Литмир - Электронная Библиотека
A
A

Подрёмывал думный дворянин. Но когда старший из рейтар заглянул в оконце кареты, то неожиданно встретил направленный в упор, внимательный взгляд серых настороженных глаз. Шляхтич отпрянул от оконца, почувствовав себя неудобно. Кашлянул в пышные усы. Думный дворянин, напротив, ничем беспокойства не выразил и так же уныло поклёвывал носом.

Старший из рейтар — должно быть, по молодости или оттого, что перья лебединые уж больно задорно играли за спиной, — решил: «Странный москаль.

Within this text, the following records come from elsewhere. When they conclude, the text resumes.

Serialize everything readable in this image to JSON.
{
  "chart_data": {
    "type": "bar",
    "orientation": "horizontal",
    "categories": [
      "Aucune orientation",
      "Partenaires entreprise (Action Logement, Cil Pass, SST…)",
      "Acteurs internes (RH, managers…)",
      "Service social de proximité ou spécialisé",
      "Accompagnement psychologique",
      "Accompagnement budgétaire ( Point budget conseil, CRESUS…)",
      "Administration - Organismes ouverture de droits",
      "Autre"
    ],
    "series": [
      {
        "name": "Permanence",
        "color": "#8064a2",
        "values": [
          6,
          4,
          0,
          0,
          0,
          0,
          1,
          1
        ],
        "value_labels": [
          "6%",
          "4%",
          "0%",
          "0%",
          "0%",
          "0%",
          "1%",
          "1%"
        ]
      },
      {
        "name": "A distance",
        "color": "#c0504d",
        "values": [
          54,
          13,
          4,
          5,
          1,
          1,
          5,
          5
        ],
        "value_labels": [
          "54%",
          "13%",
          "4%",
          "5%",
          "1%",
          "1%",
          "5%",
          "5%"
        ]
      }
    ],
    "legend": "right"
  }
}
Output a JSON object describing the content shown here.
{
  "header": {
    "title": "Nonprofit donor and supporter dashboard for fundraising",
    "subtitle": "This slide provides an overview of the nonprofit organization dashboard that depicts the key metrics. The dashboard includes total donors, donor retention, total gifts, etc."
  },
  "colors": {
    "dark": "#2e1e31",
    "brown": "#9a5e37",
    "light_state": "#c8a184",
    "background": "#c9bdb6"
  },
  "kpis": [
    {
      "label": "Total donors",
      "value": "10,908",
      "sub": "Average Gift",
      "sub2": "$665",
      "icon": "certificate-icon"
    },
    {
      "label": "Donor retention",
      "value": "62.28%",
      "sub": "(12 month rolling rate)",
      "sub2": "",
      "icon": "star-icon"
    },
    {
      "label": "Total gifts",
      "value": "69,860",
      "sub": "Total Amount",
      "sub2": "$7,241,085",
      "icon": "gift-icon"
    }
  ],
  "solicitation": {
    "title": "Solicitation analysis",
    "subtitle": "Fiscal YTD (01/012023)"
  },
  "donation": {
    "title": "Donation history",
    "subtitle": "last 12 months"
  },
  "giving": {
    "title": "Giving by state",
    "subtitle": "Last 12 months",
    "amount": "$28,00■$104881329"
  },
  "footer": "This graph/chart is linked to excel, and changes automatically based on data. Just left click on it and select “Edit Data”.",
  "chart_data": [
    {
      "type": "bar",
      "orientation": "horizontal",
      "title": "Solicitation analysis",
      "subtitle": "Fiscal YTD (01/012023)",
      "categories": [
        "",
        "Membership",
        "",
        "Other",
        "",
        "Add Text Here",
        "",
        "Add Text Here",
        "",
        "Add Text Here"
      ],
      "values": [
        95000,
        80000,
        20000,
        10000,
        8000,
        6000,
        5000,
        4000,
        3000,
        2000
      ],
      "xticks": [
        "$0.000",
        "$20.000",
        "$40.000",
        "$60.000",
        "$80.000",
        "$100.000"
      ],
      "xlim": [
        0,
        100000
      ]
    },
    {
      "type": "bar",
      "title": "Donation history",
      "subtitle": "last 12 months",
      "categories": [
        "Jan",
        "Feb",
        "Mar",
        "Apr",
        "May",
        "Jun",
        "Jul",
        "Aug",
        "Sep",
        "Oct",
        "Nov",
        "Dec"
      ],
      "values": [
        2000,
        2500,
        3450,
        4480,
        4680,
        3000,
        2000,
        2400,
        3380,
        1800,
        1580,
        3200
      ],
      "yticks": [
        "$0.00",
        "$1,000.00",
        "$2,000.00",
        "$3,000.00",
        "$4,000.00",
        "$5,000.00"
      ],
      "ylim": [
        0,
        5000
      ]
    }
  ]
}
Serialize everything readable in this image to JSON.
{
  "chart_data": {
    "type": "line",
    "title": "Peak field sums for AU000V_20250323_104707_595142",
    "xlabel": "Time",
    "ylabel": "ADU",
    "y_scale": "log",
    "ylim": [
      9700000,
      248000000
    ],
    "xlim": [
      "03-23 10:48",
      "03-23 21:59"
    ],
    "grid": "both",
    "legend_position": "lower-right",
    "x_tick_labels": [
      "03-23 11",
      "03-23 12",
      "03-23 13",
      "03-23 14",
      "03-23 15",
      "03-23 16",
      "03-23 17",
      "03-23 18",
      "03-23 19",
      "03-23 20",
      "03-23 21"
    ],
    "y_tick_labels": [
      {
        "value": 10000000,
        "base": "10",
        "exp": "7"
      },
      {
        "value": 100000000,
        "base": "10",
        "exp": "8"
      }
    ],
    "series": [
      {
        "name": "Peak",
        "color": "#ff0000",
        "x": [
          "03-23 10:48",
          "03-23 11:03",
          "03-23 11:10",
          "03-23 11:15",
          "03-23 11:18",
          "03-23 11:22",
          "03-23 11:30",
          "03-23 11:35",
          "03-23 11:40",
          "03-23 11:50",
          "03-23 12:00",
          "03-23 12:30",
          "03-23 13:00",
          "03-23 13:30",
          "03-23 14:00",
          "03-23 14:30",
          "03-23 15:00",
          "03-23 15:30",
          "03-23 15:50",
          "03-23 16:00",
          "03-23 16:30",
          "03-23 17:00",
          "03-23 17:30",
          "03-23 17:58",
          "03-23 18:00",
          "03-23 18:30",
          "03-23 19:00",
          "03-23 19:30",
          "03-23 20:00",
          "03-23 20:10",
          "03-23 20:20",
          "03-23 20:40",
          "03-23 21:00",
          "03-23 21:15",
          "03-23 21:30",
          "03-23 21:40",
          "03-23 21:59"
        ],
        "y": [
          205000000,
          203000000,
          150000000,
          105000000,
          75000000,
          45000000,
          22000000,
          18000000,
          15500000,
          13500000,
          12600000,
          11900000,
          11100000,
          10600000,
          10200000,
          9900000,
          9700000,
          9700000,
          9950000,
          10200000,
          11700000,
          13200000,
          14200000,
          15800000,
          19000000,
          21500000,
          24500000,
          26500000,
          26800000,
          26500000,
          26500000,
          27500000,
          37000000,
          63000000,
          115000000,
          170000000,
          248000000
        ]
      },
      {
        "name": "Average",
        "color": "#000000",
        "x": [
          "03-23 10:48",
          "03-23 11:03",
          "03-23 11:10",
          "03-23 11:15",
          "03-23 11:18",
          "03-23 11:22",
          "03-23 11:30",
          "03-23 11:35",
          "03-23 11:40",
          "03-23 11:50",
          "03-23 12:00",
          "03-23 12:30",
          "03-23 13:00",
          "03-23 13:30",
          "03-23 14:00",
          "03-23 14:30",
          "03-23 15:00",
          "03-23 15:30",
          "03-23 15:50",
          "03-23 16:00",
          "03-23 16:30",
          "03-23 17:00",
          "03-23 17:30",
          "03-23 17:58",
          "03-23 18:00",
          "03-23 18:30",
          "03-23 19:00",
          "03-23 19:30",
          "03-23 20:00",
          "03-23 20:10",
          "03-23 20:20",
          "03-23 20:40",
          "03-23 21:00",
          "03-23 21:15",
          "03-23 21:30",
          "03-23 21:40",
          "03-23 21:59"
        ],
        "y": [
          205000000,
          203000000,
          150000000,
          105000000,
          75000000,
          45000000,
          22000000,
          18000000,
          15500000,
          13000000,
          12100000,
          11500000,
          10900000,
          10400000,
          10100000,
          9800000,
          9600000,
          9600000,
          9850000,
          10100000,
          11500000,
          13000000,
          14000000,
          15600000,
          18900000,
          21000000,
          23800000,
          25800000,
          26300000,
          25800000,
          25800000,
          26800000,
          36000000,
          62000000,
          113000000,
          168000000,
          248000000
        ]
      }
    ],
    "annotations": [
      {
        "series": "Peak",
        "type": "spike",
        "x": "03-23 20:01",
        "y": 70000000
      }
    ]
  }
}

Ему бы красоваться в карете, окружённой столь представительным отрядом, а он вот скис, прячется за кожаный фартук». Да и другое удивляло резвого шляхтича: к пирам и застольям московский посланник был равнодушен, но проявлял живой интерес к разговорам с людьми низкими и, по его, шляхтича, мнению, недостойными внимания, как-то: корчмари, торговцы грошовые или вовсе холопы.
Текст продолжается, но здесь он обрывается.